20.000 manifestants déferlent sur Poitiers
Une semaine après la déferlante historique du 28 mars, les anti-CPE ont réussi la passe de deux. Près de 20.000 personnes otnt à nouveau défilé, hier, dans les rues de Poitiers.
14h: Dans le périmètre du stade Rébeilleau, hier, une seule question est sur toutes les lèvres: la mobilisation sera-t-elle à la hauteur de celle, qui, la semaine dernière, a valu au mouvement anti-CPE de devenir la plus importante manifestation sociale de toute l'histoire poitevine?
14h40: Comme la semaine passée, les étudiants ouvrent le cortège derrière deux imposantes banderoles. Ils chantent "On n'est pas fatigués". Le ton est donné.
15h: Le cortège s'étire et s'approche de la Pénétrante. Les membres de la coordination étudiante, aux porte-voix, lancent un appel à la mobilisation pour le blocus de ce matin. Les premiers observateurs, postés sur les ponts, sont optimistes: "La manifestation est géante. C'est comme la semaine dernière."
15h30: Le cortège glisse sur la Pénétrante. Les étudiants mènent la manifestation, au diapason. Les nez rouges, épaulés par le service d'ordre des syndicats, encadrent parfaitement le mouvement. Les policiers, eux, sont beaucoup plus nombreux que la semaine passée. Les étudiants aprennent que 85 CRS sont en ville. Les policers savent déjà depuis longtemps que la gare sera envahie en fin de manifestation. Ambiance détendue.
16h: L'immense cortège atteint le boulevard Chasseigne. Au loin, sur les hauteurs de la pénétrante, on aperçoit les drapeaux des syndicats. Slogans et chants ricchent sur les hauteurs poitevines: CPE, Chirac Villepin, précarité..Depuis une semaine et malgré l'intervention présidentielle, rien n'a changé. Les Poitevins sont toujours dans la rue. Toujours aussi nombreux. Toujours aussi déterminés. Leur nombre: 12.000 selon la police, 28.000 selon les syndicats. A 20.000, on se rapproche sans doute de la vérité.
16h30: Le cortège arrive Porte-de-Paris.

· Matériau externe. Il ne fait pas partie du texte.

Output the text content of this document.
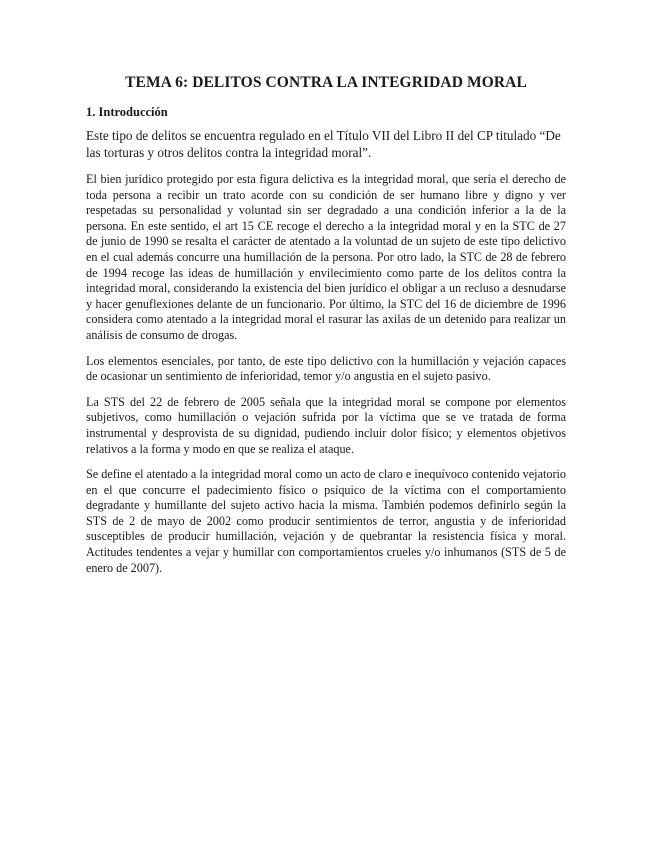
TEMA 6: DELITOS CONTRA LA INTEGRIDAD MORAL
1. Introducción

Este tipo de delitos se encuentra regulado en el Título VII del Libro II del CP titulado “De las torturas y otros delitos contra la integridad moral”.

El bien jurídico protegido por esta figura delictiva es la integridad moral, que sería el derecho de toda persona a recibir un trato acorde con su condición de ser humano libre y digno y ver respetadas su personalidad y voluntad sin ser degradado a una condición inferior a la de la persona. En este sentido, el art 15 CE recoge el derecho a la integridad moral y en la STC de 27 de junio de 1990 se resalta el carácter de atentado a la voluntad de un sujeto de este tipo delictivo en el cual además concurre una humillación de la persona. Por otro lado, la STC de 28 de febrero de 1994 recoge las ideas de humillación y envilecimiento como parte de los delitos contra la integridad moral, considerando la existencia del bien jurídico el obligar a un recluso a desnudarse y hacer genuflexiones delante de un funcionario. Por último, la STC del 16 de diciembre de 1996 considera como atentado a la integridad moral el rasurar las axilas de un detenido para realizar un análisis de consumo de drogas.

Los elementos esenciales, por tanto, de este tipo delictivo con la humillación y vejación capaces de ocasionar un sentimiento de inferioridad, temor y/o angustia en el sujeto pasivo.

La STS del 22 de febrero de 2005 señala que la integridad moral se compone por elementos subjetivos, como humillación o vejación sufrida por la víctima que se ve tratada de forma instrumental y desprovista de su dignidad, pudiendo incluir dolor físico; y elementos objetivos relativos a la forma y modo en que se realiza el ataque.

Se define el atentado a la integridad moral como un acto de claro e inequívoco contenido vejatorio en el que concurre el padecimiento físico o psíquico de la víctima con el comportamiento degradante y humillante del sujeto activo hacia la misma. También podemos definirlo según la STS de 2 de mayo de 2002 como producir sentimientos de terror, angustia y de inferioridad susceptibles de producir humillación, vejación y de quebrantar la resistencia física y moral. Actitudes tendentes a vejar y humillar con comportamientos crueles y/o inhumanos (STS de 5 de enero de 2007).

Le signal est donné. Les étudiants quittent la manif en courant et envahissent les voies de chemin de fer en passant par le pont, les syndicats ne suivent pas. Les policiers, eux, ne bougent pas.
16h50: Des centaines d'étudiants marchent sur les voies. A la gare, les attendent des CRS. Le commissaire Benoit Desmartin, du commissariat de Poitiers, va à la rencontre des étudiants. Ces derniers évacuent la gare sans l'occuper. Entre les "nez rouges", les CRS et les policiers, deux mots: respect et courtoisie (lire notre reportage en page d'information générale).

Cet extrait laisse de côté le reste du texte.